This project explores the generation of emotion-aware images from Hindi speech prompts using a novel pipeline. The pipeline integrates speech recognition, emotion detection, and text-to-image synthesis to generate contextually relevant images that reflect the emotional tone of the input speech.
Overview of the project pipeline and architecture.
Demo.mp4
Existing text-to-image models are predominantly trained on English datasets and often lack the ability to incorporate emotional context, which limits their effectiveness for low-resource languages like Hindi and for tasks requiring emotional expressiveness. This project addresses the following questions:
- How to enable speech-to-image generation for multilingual inputs, specifically Hindi, using state-of-the-art models?
- How to generate images that are emotionally aware by integrating speech emotion recognition into the generation process?
The proposed pipeline consists of the following stages:
- Speech Input: The user provides Hindi speech as input.
- Fine-Tuned Whisper: OpenAI's Whisper model is fine-tuned to transcribe and translate the Hindi audio into English text. Simultaneously, the emotional tone of the speech is extracted using a speech emotion recognition module. The extracted emotion is concatenated with the translated text.

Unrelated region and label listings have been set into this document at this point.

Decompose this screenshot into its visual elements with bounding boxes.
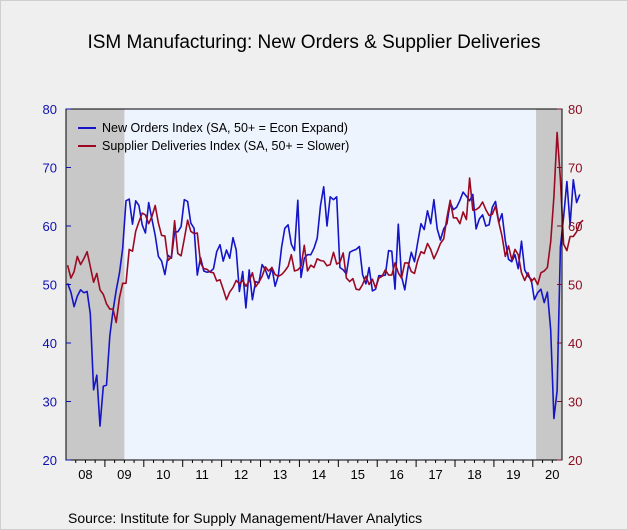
- x-tick-label: 10: [156, 467, 170, 482]
- y-tick-label-right: 50: [568, 278, 582, 293]
- x-tick-label: 08: [78, 467, 92, 482]
- x-tick-label: 20: [545, 467, 559, 482]
- x-tick-label: 19: [506, 467, 520, 482]
- series-line-new-orders: [66, 179, 581, 427]
- y-tick-label-left: 40: [43, 336, 57, 351]
- chart-title: ISM Manufacturing: New Orders & Supplier…: [87, 32, 541, 53]
- x-tick-label: 15: [351, 467, 365, 482]
- legend: New Orders Index (SA, 50+ = Econ Expand)…: [78, 121, 349, 153]
- legend-label: New Orders Index (SA, 50+ = Econ Expand): [102, 121, 348, 135]
- x-tick-label: 09: [117, 467, 131, 482]
- x-tick-label: 18: [467, 467, 481, 482]
- axis-ticks: 20 30 40 50 60 70 80 20 30 40 50 60 70 80 08 09 10 11 12 13…: [43, 102, 583, 482]
- series-group: [66, 131, 584, 427]
- plot-background: [66, 109, 562, 460]
- plot-area: [66, 109, 562, 460]
- x-tick-label: 13: [273, 467, 287, 482]
- y-tick-label-right: 60: [568, 219, 582, 234]
- x-tick-label: 14: [312, 467, 326, 482]
- y-tick-label-left: 20: [43, 453, 57, 468]
- y-tick-label-left: 70: [43, 161, 57, 176]
- x-tick-label: 11: [195, 467, 209, 482]
- y-tick-label-right: 80: [568, 102, 582, 117]
- y-tick-label-left: 50: [43, 278, 57, 293]
- y-tick-label-right: 30: [568, 395, 582, 410]
- y-tick-label-right: 20: [568, 453, 582, 468]
- y-tick-label-left: 80: [43, 102, 57, 117]
- legend-label: Supplier Deliveries Index (SA, 50+ = Slo…: [102, 139, 349, 153]
- y-tick-label-left: 30: [43, 395, 57, 410]
- y-tick-label-right: 40: [568, 336, 582, 351]
- x-tick-label: 16: [389, 467, 403, 482]
- source-note: Source: Institute for Supply Management/…: [68, 510, 423, 526]
- x-tick-label: 12: [234, 467, 248, 482]
- series-line-supplier-deliveries: [66, 131, 584, 324]
- y-tick-label-left: 60: [43, 219, 57, 234]
- recession-band-1: [66, 109, 125, 460]
- x-tick-label: 17: [428, 467, 442, 482]
- y-tick-label-right: 70: [568, 161, 582, 176]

- Emotion Detection: A separate emotion detection module analyzes the Hindi speech to determine its sentiment.
- CLIP-Guided Diffusion Model: A CLIP-guided diffusion model generates an image based on the translated text and the associated emotion.
Workflow:
- Hindi speech input is analyzed for sentiment.

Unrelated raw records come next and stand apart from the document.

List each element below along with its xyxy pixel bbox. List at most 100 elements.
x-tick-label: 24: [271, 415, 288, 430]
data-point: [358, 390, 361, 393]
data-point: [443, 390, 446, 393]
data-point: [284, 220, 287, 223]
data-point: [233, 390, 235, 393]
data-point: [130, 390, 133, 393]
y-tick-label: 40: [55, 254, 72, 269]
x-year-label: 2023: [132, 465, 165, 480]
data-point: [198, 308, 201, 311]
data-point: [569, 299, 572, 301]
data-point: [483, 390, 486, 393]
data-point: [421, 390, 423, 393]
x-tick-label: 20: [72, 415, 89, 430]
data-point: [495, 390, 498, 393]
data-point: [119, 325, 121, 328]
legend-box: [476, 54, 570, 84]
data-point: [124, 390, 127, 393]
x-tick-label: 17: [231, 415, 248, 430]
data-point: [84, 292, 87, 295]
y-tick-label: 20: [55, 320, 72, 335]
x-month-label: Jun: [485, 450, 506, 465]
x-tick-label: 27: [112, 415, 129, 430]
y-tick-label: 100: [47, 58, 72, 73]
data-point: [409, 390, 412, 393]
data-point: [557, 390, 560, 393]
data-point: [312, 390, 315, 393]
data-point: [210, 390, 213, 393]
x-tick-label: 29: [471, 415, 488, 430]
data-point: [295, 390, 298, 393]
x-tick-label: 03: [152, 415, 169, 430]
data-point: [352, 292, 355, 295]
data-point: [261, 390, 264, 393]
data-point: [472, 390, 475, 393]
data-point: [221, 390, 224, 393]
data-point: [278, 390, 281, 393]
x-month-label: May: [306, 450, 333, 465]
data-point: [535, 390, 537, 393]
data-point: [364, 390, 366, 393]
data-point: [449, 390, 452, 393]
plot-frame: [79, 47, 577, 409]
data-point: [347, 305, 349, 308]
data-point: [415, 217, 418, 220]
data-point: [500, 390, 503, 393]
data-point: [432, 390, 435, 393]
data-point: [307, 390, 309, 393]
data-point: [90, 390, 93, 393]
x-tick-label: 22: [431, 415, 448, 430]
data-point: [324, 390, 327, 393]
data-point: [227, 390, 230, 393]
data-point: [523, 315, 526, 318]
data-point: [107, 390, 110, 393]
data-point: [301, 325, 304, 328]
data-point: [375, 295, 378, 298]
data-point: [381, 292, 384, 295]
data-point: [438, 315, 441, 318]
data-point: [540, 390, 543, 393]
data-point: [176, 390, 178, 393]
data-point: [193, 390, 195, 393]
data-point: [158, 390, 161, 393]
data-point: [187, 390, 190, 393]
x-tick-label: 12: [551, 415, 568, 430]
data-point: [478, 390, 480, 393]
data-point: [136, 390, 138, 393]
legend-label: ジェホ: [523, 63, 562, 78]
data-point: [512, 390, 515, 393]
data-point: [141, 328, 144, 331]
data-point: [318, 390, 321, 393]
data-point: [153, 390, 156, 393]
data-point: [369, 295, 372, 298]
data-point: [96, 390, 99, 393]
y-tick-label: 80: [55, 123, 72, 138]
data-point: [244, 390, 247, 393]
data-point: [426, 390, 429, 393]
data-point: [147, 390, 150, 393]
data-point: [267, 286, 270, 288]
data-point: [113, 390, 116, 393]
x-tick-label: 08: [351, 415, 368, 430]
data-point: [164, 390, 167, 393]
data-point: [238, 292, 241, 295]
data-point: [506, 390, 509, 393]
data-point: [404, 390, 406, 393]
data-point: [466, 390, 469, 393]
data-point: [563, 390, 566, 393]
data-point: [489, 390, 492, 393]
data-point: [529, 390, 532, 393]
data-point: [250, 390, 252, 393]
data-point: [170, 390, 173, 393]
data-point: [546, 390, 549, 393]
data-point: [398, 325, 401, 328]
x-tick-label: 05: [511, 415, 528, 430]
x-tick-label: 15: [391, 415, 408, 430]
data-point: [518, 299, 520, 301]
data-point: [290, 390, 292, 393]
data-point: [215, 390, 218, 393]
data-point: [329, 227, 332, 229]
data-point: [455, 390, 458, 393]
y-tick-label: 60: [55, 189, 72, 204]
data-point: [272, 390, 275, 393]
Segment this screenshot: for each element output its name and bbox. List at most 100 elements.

- The sentiment is combined with the translated text output from the fine-tuned Whisper model.
- The CLIP-guided diffusion model generates emotion-aware and contextually relevant images.

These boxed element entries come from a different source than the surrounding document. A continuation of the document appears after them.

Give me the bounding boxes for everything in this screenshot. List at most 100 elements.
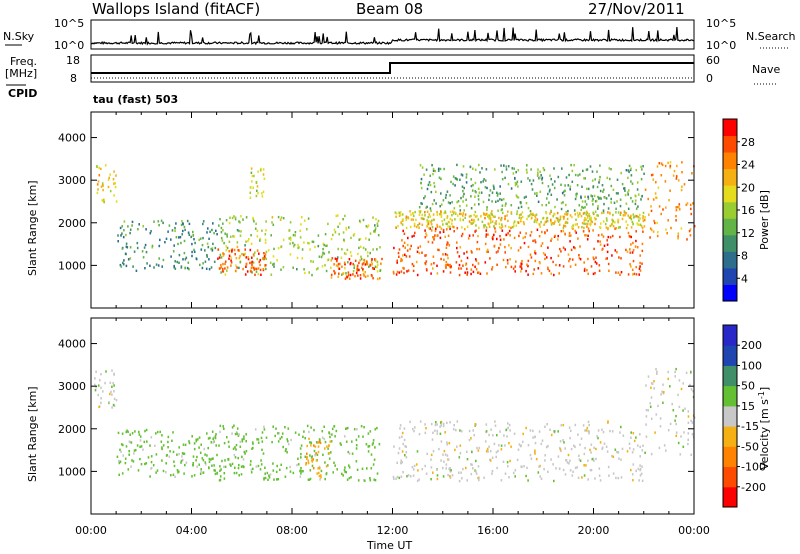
- heatmap-cell: [428, 181, 431, 184]
- noise-right-label: N.Search: [746, 30, 796, 43]
- heatmap-cell: [300, 223, 302, 226]
- heatmap-cell: [211, 457, 214, 460]
- heatmap-cell: [252, 216, 254, 220]
- heatmap-cell: [346, 276, 348, 279]
- heatmap-cell: [284, 426, 286, 429]
- heatmap-cell: [660, 162, 663, 165]
- heatmap-cell: [548, 269, 551, 273]
- heatmap-cell: [257, 464, 260, 468]
- power-ylabel: Slant Range [km]: [26, 180, 39, 276]
- heatmap-cell: [475, 472, 478, 475]
- heatmap-cell: [172, 250, 175, 253]
- heatmap-cell: [153, 220, 155, 223]
- heatmap-cell: [639, 269, 642, 272]
- heatmap-cell: [530, 256, 533, 259]
- heatmap-cell: [312, 458, 314, 461]
- heatmap-cell: [550, 209, 552, 213]
- heatmap-cell: [569, 185, 572, 188]
- heatmap-cell: [472, 467, 474, 470]
- heatmap-cell: [177, 471, 179, 474]
- heatmap-cell: [460, 430, 463, 433]
- heatmap-cell: [607, 211, 609, 214]
- heatmap-cell: [585, 464, 587, 467]
- heatmap-cell: [630, 218, 633, 221]
- heatmap-cell: [173, 464, 176, 468]
- heatmap-cell: [374, 230, 376, 234]
- heatmap-cell: [369, 251, 371, 255]
- heatmap-cell: [573, 209, 576, 212]
- heatmap-cell: [478, 478, 480, 482]
- heatmap-cell: [411, 262, 414, 266]
- heatmap-cell: [522, 432, 524, 436]
- heatmap-cell: [611, 222, 613, 226]
- heatmap-cell: [618, 457, 620, 460]
- heatmap-cell: [611, 454, 613, 458]
- heatmap-cell: [571, 180, 574, 183]
- heatmap-cell: [218, 479, 221, 482]
- heatmap-cell: [233, 248, 236, 252]
- heatmap-cell: [297, 243, 299, 247]
- heatmap-cell: [519, 201, 522, 204]
- heatmap-cell: [426, 452, 428, 456]
- heatmap-cell: [540, 477, 543, 480]
- heatmap-cell: [477, 198, 480, 201]
- heatmap-cell: [597, 195, 599, 199]
- heatmap-cell: [113, 384, 115, 387]
- heatmap-cell: [144, 429, 146, 433]
- heatmap-cell: [437, 248, 439, 251]
- heatmap-cell: [430, 263, 433, 266]
- heatmap-cell: [582, 230, 585, 233]
- heatmap-cell: [539, 262, 541, 265]
- heatmap-cell: [647, 375, 650, 378]
- heatmap-cell: [685, 371, 688, 374]
- heatmap-cell: [471, 450, 473, 453]
- heatmap-cell: [459, 219, 462, 222]
- heatmap-cell: [485, 226, 488, 229]
- heatmap-cell: [560, 201, 563, 205]
- heatmap-cell: [251, 447, 253, 450]
- heatmap-cell: [539, 170, 541, 173]
- heatmap-cell: [192, 462, 194, 465]
- heatmap-cell: [275, 427, 277, 430]
- heatmap-cell: [508, 244, 510, 247]
- heatmap-cell: [330, 259, 333, 262]
- heatmap-cell: [632, 216, 635, 219]
- heatmap-cell: [501, 178, 504, 181]
- heatmap-cell: [513, 220, 516, 223]
- heatmap-cell: [406, 270, 408, 273]
- heatmap-cell: [585, 168, 588, 171]
- heatmap-cell: [321, 253, 324, 257]
- heatmap-cell: [96, 183, 99, 186]
- heatmap-cell: [445, 266, 447, 269]
- heatmap-cell: [196, 465, 198, 468]
- heatmap-cell: [118, 459, 120, 463]
- heatmap-cell: [418, 213, 421, 216]
- heatmap-cell: [471, 189, 474, 192]
- heatmap-cell: [602, 209, 605, 212]
- heatmap-cell: [289, 470, 292, 473]
- heatmap-cell: [188, 267, 190, 271]
- colorbar-segment: [723, 251, 737, 269]
- heatmap-cell: [228, 250, 230, 253]
- heatmap-cell: [529, 429, 532, 432]
- heatmap-cell: [427, 240, 430, 244]
- cpid-text: tau (fast) 503: [93, 93, 178, 106]
- heatmap-cell: [240, 230, 242, 233]
- heatmap-cell: [499, 238, 502, 241]
- heatmap-cell: [129, 433, 131, 436]
- heatmap-cell: [592, 211, 594, 214]
- heatmap-cell: [682, 382, 684, 385]
- heatmap-cell: [566, 217, 569, 221]
- heatmap-cell: [317, 445, 320, 448]
- heatmap-cell: [491, 456, 494, 459]
- heatmap-cell: [416, 450, 419, 453]
- heatmap-cell: [435, 190, 437, 194]
- heatmap-cell: [309, 477, 312, 481]
- heatmap-cell: [130, 465, 132, 468]
- heatmap-cell: [449, 194, 451, 197]
- heatmap-cell: [577, 215, 580, 218]
- heatmap-cell: [493, 442, 496, 446]
- heatmap-cell: [234, 253, 236, 256]
- heatmap-cell: [442, 228, 445, 232]
- heatmap-cell: [318, 440, 320, 444]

1. Whisper Model Architecture:
- Raw audio inputs are converted into a log-Mel spectrogram using a feature extractor.
- A Transformer encoder encodes the spectrogram into a sequence of hidden states.
- A decoder autoregressively predicts text tokens.
2. CLIP Shared Embedding Space:
- CLIP converts text and images into a shared latent space using trained encoders for both modalities.
3. Diffusion Model Architecture:
- CLIP embeddings are used as cross-attention during the training of the diffusion model.
- This process generates semantically similar images with emotional context.
- Whisper was fine-tuned on Hindi data from Common Voice.
- An emotion classifier was trained using the RAVDESS dataset.
- Images were generated using a CLIP-guided Stable Diffusion model fine-tuned on Flickr8K, using translated text and inferred emotions.
Fine-Tuning Hyperparameters (Whisper):
| Parameter | Value |
|---|---|
| Learning_rate | 1e-5 - fine-tuning learning rate |
| max_steps | 4000 - total training steps |
| gradient_accumulation_step | 4 - for every 4 steps gradients are updated |
| per_device_train_batch_size | 4 - training batch size per device |
| Evaluation_strategy | Word Error Rate |
Results:
| Component | Metric | Result |
|---|---|---|
| Whisper Fine Tuned | WER | 32.0% |
| Emotion Classifier | F1-Score | [Pending] |
| Diffusion Model | CLIP Score, MSE | 0.023 MSE (before CUDA OOM) |
- Multimodal Integration: The project successfully integrates speech, text, emotion, and image modalities.
- Fine-Tuning Large Models: Fine-tuning state-of-the-art models like Whisper and Stable Diffusion was a significant learning experience.
- Compute Limitations: Access to high-end GPUs and cloud computing resources is crucial for such projects.
- Transfer Learning: Leveraging pre-trained models reduces training costs and enables experimentation in constrained environments.
- Resource Management & Optimization: Insights were gained into the impact of GPU memory, batch sizes, and learning rates on training.
- Complete training and evaluation of the stable diffusion model.
- Either integrate Hume.AI for emotion detection or develop and train a model using the RAVDESS Dataset using a BiLSTM or a Transformer.
- Build a full stack application integrating the whole pipeline and deploy for the wider audience to play around with.